Reporter- Briana Conner
Photographer- David Dycus

FAULKNER COUNTY, Ar.— In one year, fracking directly funneled more than 175 million dollars into the economies of six central Arkansas counties when the price of natural gas hit its height.  The controversial method used to release oil and natural gas from shale formations is beginning to move into southern Illinois. There are two things everyone involved in this industry has to deal with: supply and demand. That eventually dictates how much money the industry can pump into a local economy.

In 2007, the commercial price of natural gas was about $11.30 per thousand cubic feet. The price eventually hit $12.23 in 2008, before spiraling down to $8.13 by 2012. That's a $3.21 decline, but people who rely on this industry for their livelihoods say the difference is much more drastic.

They call it the best breakfast spot in town. Though there's plenty of biscuits, gravy, and oatmeal at The Wagon Wheel in Faulkner County, waitress Lavonda Ruple said, lately, they haven't had as many customers. "We're not as Busy this year as we were five years ago. Just recently it's moved moved out a lot, the gas and oil has. So, we really miss that business," she said. The restaurant sits along the main vein that leads out into the fields where some people, used to getting a bite on the way in to work, now sit and search the want ads. Brooke Mason said, "My dad got laid off. Now he's at a point where it's hard for him to find any other work, because that's all that was here."
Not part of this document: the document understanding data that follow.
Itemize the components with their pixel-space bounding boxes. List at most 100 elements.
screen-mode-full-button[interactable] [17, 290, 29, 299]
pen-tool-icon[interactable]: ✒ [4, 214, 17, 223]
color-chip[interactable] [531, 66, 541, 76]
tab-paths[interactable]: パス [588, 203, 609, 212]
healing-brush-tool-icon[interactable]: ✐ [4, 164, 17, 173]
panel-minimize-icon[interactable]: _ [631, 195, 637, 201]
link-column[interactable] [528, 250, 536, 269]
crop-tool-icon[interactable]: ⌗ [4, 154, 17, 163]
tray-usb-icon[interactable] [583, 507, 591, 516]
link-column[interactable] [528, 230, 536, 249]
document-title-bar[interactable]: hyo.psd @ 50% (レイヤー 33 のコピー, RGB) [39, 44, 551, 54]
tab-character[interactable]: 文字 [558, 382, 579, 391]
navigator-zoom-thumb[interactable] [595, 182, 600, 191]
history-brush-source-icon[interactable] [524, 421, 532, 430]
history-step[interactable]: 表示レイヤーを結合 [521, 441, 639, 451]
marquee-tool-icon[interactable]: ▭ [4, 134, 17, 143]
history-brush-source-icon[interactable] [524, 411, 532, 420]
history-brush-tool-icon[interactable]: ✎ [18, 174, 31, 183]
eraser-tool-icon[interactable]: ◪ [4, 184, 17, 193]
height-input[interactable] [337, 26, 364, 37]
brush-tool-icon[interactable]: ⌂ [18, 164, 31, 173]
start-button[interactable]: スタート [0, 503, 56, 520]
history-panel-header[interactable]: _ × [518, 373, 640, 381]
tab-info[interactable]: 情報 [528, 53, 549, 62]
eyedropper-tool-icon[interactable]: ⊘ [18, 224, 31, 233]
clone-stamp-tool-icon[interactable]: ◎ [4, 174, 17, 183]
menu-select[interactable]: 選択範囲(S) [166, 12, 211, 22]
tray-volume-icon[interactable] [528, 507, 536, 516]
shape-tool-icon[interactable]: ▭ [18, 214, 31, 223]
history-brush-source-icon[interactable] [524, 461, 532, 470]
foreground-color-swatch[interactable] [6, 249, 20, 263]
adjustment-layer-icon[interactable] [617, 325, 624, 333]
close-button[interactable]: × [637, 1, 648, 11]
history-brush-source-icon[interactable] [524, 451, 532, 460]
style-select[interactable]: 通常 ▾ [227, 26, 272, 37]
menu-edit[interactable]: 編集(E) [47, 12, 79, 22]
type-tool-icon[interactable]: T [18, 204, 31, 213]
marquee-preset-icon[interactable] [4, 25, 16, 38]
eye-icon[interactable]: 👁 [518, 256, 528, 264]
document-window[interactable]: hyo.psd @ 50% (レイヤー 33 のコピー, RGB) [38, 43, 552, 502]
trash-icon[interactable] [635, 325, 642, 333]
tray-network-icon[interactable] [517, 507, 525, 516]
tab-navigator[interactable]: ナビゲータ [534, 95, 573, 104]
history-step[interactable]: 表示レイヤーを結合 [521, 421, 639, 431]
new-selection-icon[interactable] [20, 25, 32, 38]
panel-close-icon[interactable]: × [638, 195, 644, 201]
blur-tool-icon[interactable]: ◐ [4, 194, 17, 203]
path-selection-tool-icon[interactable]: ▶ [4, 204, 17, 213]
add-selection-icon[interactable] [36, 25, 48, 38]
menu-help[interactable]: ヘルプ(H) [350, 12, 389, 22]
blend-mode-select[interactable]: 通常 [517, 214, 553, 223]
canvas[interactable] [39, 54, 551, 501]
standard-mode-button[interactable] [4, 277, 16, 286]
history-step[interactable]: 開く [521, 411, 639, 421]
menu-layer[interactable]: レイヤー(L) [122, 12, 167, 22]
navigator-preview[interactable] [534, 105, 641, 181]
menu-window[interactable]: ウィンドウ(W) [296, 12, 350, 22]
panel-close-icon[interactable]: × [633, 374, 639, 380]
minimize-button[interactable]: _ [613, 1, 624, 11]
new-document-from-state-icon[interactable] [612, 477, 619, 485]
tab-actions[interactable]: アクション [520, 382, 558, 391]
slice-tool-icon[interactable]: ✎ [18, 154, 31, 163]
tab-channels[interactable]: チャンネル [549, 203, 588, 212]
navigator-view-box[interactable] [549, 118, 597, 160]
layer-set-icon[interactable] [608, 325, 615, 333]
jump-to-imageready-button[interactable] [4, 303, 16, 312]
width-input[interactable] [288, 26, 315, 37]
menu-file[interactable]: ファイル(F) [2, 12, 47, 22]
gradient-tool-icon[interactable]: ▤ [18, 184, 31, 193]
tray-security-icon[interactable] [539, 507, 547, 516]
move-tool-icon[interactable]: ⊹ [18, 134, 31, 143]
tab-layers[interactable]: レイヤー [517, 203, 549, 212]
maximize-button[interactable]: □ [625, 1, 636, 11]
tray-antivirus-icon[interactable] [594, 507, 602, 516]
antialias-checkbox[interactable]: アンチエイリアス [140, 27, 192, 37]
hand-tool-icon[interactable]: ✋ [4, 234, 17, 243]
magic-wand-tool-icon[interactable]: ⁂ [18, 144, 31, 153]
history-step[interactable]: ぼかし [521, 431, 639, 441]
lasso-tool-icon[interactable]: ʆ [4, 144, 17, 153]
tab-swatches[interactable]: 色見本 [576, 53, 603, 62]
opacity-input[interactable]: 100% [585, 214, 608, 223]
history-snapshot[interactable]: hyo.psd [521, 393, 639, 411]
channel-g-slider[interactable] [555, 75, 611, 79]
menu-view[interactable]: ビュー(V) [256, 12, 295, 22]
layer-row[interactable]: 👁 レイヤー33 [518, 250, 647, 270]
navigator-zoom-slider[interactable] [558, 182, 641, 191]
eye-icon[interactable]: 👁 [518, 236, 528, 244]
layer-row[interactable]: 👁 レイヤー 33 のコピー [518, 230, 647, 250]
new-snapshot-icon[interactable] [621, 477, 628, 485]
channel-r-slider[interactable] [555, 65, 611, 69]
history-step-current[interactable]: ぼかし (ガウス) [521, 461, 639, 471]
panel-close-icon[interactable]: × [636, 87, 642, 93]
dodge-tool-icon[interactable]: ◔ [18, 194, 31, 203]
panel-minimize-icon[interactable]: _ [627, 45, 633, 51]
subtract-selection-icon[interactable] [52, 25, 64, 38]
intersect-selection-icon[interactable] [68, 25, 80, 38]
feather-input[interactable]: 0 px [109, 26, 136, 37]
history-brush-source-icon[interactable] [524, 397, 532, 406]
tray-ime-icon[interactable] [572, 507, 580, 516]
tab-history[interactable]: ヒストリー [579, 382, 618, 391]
Demand is down, and people who live in Faulkner County said they can see the signs of decline. "When the industry leaves, they just leave ghost towns," said Mason. The industry comes in and out, on 18 wheels, and was described by one activist as a luxury that doesn't last. April Lane said, "Are the people of Arkansas who are now putting all their eggs in this basket... Are they gonna be okay after it's gone? I fear the answer is probably gonna be no."

Faulkner County Judge Allen Dodson said despite the prices, planning makes economic security possible. "If done properly, it can benefit the community forever." That's something the state highway and transportation department is trying to figure out how to do. Director Scott Bennett said they are spending their entire budget fixing the roads that lead to the oil fields, and it's still not enough. "Because it's not bringing in the revenue projected and because of the damage in the Fayetteville Shale region, we are spending all of that money in the Fayetteville Shale region."

It's an example of a few concerns that's growing over an industry with the power to put food on tables, or leave them empty. "This is my hometown. What's it gonna look like after they're gone," asked Lane.

Fracking itself is actually one of the reasons the price of natural gas is so low. The method makes it easy and inexpensive to collect, helping increase supply while demand is still down.

The U.S. Geological Survey believes that Illinois' New Albany shale may hold one trillion to eight trillion cubic feet of natural gas.